Choosing to be lazy: Movement and gene flow in an actively sedentary stream fish, Cottus bairdi.

Lamphere, Bradley*,1, 1 UNC- Chapel Hill, Chapel Hill, NC

ABSTRACT- The cues to and extent of individual movements constitute vital determinants of population dynamics, but the difficulty of observing long moves in the field has limited ecological studies of mobile species. Nonmigratory stream fish often exhibit relatively restricted movement, making them a useful model taxon for studies of mobility. I used observational, experimental, and genetic approaches to assess movement in the mottled sculpin, Cottus bairdi, a stream fish with notably restricted dispersal, over multiple spatial and temporal scales. Observational and experimental data demonstrated that C. bairdi use conspecific density as a direct cue to reach-scale (20-160 m) movement, even though C. bairdi use prey density as the proximal cue to fine-scale (<2 m) moves.

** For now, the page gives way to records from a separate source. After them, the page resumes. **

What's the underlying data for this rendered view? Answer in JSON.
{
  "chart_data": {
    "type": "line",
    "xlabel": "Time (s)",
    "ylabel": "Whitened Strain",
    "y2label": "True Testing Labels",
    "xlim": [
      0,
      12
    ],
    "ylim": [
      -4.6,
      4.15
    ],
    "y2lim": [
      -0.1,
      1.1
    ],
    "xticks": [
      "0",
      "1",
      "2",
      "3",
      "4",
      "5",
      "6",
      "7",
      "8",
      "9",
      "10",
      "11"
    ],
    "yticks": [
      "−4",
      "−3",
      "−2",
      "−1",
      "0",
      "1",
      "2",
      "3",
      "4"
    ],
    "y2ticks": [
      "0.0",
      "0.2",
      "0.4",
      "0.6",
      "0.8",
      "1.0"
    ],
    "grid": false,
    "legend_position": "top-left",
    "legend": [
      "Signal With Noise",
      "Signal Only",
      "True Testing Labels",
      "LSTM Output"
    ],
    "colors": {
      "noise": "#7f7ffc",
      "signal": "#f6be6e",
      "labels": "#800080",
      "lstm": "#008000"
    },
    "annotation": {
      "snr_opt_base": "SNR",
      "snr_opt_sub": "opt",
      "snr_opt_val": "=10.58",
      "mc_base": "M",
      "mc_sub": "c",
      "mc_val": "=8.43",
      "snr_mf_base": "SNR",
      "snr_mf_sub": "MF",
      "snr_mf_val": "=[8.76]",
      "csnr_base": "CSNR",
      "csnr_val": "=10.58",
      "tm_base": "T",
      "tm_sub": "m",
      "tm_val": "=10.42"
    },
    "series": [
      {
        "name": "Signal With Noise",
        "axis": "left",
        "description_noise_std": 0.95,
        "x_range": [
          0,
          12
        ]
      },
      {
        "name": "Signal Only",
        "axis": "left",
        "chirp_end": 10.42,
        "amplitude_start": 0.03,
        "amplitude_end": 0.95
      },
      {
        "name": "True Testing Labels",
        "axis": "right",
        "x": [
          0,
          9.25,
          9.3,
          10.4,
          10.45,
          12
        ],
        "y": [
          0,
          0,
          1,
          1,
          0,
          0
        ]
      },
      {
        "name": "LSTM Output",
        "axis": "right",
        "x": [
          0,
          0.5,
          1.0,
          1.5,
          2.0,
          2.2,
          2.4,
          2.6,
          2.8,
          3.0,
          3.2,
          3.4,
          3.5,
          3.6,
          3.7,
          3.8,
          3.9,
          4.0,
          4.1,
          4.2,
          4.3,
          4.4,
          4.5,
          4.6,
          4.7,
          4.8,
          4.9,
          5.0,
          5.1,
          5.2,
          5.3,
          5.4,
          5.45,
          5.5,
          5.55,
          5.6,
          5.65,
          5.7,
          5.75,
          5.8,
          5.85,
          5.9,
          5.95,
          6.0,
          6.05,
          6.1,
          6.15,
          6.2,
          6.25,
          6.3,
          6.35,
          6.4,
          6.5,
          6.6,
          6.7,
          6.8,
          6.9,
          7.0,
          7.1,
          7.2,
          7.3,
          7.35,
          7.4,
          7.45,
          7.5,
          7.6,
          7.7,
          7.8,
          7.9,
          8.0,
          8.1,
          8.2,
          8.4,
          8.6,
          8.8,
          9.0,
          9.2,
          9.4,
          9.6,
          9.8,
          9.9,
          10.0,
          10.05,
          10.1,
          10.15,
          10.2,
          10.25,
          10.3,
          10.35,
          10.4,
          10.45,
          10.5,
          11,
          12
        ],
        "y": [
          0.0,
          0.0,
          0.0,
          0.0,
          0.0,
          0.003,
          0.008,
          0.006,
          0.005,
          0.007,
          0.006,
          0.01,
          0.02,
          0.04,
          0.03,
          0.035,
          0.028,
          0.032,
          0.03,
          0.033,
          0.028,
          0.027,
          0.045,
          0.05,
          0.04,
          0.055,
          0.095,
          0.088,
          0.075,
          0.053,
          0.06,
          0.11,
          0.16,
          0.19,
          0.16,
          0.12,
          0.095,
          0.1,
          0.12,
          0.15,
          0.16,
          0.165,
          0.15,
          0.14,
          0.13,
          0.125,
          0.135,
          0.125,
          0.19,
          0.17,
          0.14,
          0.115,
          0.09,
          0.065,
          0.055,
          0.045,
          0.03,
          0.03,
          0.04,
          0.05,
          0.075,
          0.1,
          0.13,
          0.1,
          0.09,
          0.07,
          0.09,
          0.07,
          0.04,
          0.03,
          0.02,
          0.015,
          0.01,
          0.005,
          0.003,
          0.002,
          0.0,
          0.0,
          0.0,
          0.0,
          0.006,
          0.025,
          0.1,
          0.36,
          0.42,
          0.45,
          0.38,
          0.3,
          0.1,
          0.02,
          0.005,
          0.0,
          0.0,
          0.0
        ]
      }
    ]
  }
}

Mark-recapture surveys showed that C. bairdi moved substantial distances (>20 m) more often than previous work indicated and that the correlates of movement changed seasonally. C. bairdi moved to sites with high conspecific density in summer and away from them in the spring breeding season. Field manipulations of C. bairdi density confirmed that C. bairdi used conspecific density as a direct cue to aggregate in summer. The aggregation probably resulted from C. bairdi using conspecifics as indicators of good foraging habitat, a process known as habitat copying. Microsatellite DNA samples from C. bairdi over 5.3 km of stream length showed strong isolation-by-distance, with significant differences between locations less than 1 km apart. However, the gene flow inferred from the genetic data still exceeded that implied by the mark-recapture data. Thus, these data strongly indicate that, while C. bairdi are exceptionally sedentary under most circumstances, they can respond to movement cues over significant distances and in a complex manner. Together with existing fine-grained data, the direct and indirect measures of movement in this study form a multi-scale view of movement from the patch to the population scale.